Fellyph was at least as inspiring as I’d hoped.
Stop blocking my thread
For my second workshop, I joined Google’s Adam Silverstein to watch him dissect a few participants’ websites performance using Core Web Vitals as a metric. I think I already know the basics of Core Web Vitals, but when it comes to improving my score (especially on work-related sites with unpleasant reliance on heavyweight frameworks like React, in my experience).
We talked a lot about render blocking (thanks to JS and CSS in the
<head>
), thread blocking (by scripts, especially those reacting to user input), TTFB (relating to actual network
and server performance, or at least server-side processing), TBT (the time between FCP and TTI), and the upcoming change to measure INP rather than FID. That’s a lot of acronyms.
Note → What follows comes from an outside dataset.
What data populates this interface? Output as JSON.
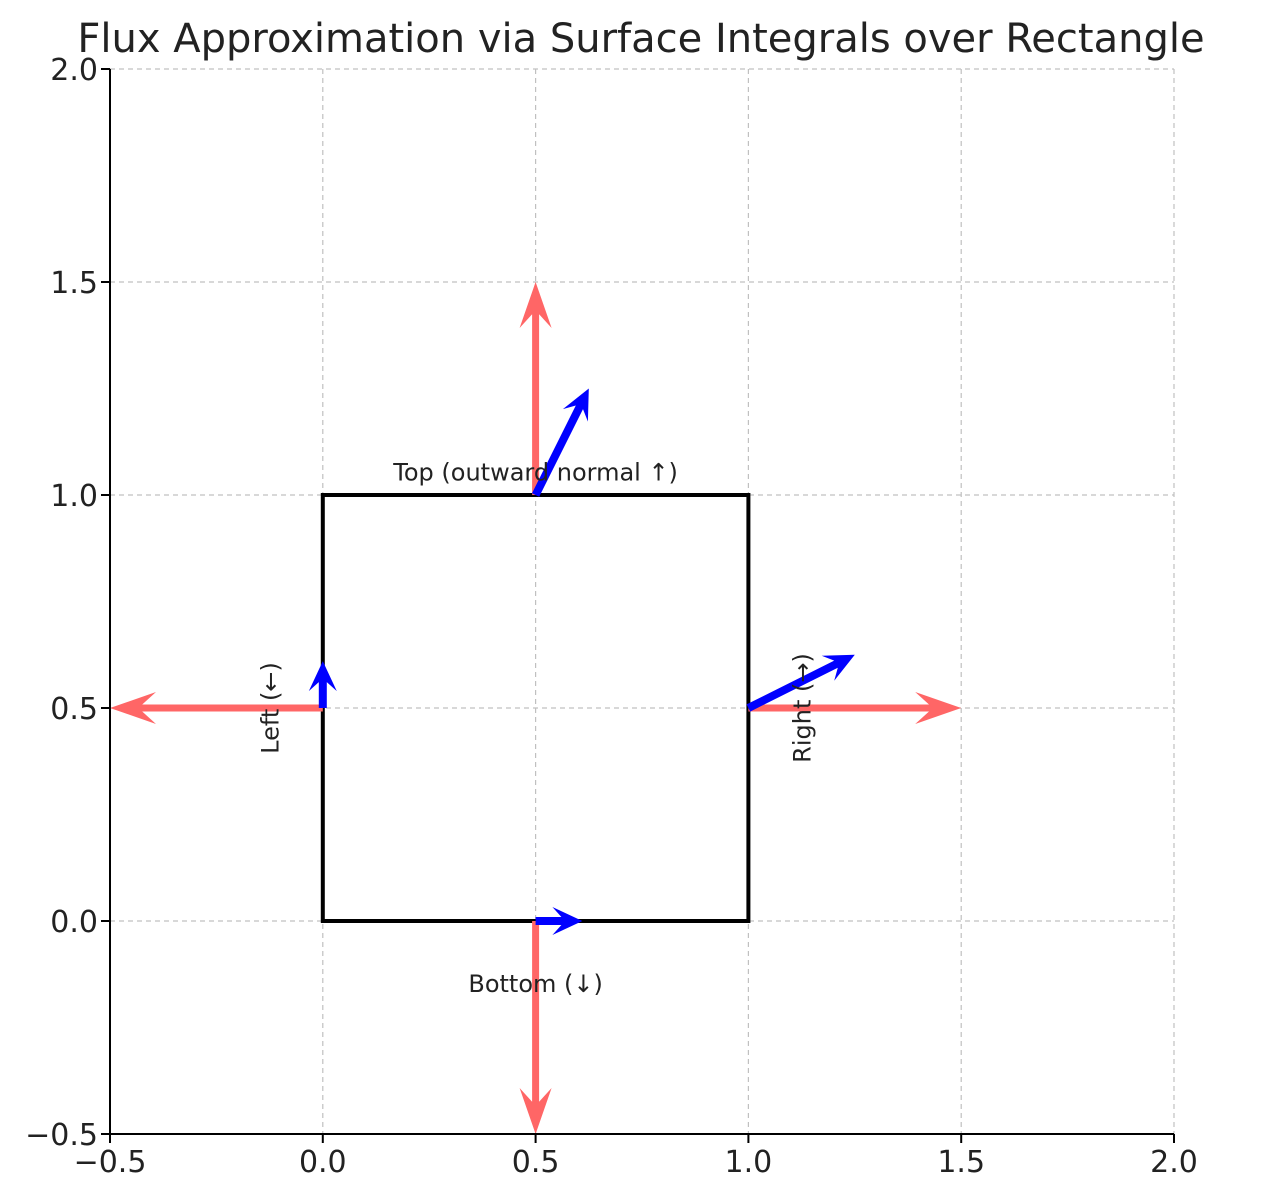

The short of it is that there are three pillars to Core Web Vitals: loading (how long until the page renders), interactivity (how long until the page responds to user interaction), and stability (how long it takes for the page to cease layout shifts as a result of post-load scripts and stylesheets). I was pleased that Adam acknowledged the major limitation of lab testing resulting from developers often using superior hardware and Internet connections to typical users, and how if you’re serious about performance metrics you’ll want to collect RUM data.
I came away with a few personalised tips, but they’re not much use for your site: I paid attention to the things that’ll be helpful for the sites I look after. But I’ll be taking note of his test pages so I can play with some of the tools he demonstrated later on.
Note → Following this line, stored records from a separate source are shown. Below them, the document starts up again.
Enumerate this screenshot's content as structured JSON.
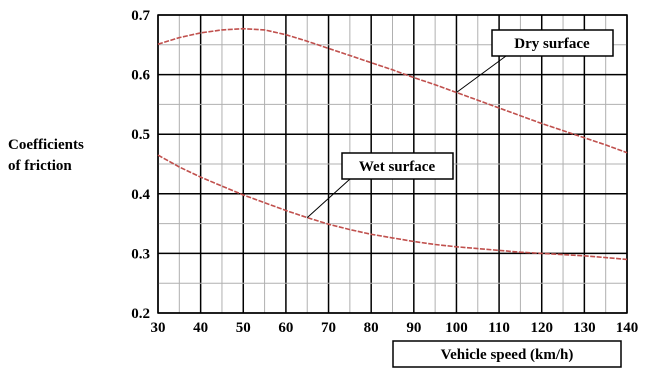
{
  "chart_data": {
    "type": "line",
    "xlabel": "Vehicle speed (km/h)",
    "ylabel": [
      "Coefficients",
      "of friction"
    ],
    "xlim": [
      30,
      140
    ],
    "ylim": [
      0.2,
      0.7
    ],
    "xticks": [
      30,
      40,
      50,
      60,
      70,
      80,
      90,
      100,
      110,
      120,
      130,
      140
    ],
    "yticks": [
      "0.2",
      "0.3",
      "0.4",
      "0.5",
      "0.6",
      "0.7"
    ],
    "grid": true,
    "series": [
      {
        "name": "Dry surface",
        "color": "#c0504d",
        "x": [
          30,
          35,
          40,
          45,
          50,
          55,
          60,
          65,
          70,
          75,
          80,
          85,
          90,
          95,
          100,
          105,
          110,
          115,
          120,
          125,
          130,
          135,
          140
        ],
        "y": [
          0.651,
          0.662,
          0.67,
          0.675,
          0.677,
          0.675,
          0.667,
          0.656,
          0.644,
          0.632,
          0.62,
          0.608,
          0.595,
          0.583,
          0.57,
          0.557,
          0.544,
          0.531,
          0.518,
          0.506,
          0.494,
          0.482,
          0.469
        ]
      },
      {
        "name": "Wet surface",
        "color": "#c0504d",
        "x": [
          30,
          35,
          40,
          45,
          50,
          55,
          60,
          65,
          70,
          75,
          80,
          85,
          90,
          95,
          100,
          105,
          110,
          115,
          120,
          125,
          130,
          135,
          140
        ],
        "y": [
          0.465,
          0.445,
          0.428,
          0.413,
          0.398,
          0.385,
          0.372,
          0.36,
          0.349,
          0.34,
          0.332,
          0.326,
          0.32,
          0.315,
          0.311,
          0.308,
          0.305,
          0.302,
          0.3,
          0.298,
          0.296,
          0.293,
          0.29
        ]
      }
    ],
    "annotations": [
      {
        "text": "Dry surface",
        "series": 0,
        "arrow_to": [
          100,
          0.57
        ]
      },
      {
        "text": "Wet surface",
        "series": 1,
        "arrow_to": [
          65,
          0.36
        ]
      }
    ]
  }
}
Variations on a theme: 20 years of WordPress
I couldn’t liveblog this because I spent too much of the session applauding. A few highlights from memory:
- Phase 2 (of 4) of Gutenberg is basically complete, which is cool. Some back-and-forth about the importance of phase 4 (bringing better multilingual support to WordPress) and how it feels like it’s a long way away.
- Lots of plugging for Five for the Future, which I can get behind.
- In the same vein as his 2016 statement that WordPress developers should “learn JavaScript deeply”, Matt leant somewhat into the idea that from today they should “watch AI carefully”; I’m not 100% convinced, but it’s not been stopping me from getting involved with a diversity of AI experiments (including some WordPress-related ones) anyway.
- Musings about our community being a major part of why WordPress succeeded (and continues to thrive) unlike some other open source projects of its era. I agree that’s a factor, but I suspect that being in the right place at the right time was also important. Perhaps more on that another time.
- Announcement of the next WordCamp Europe location.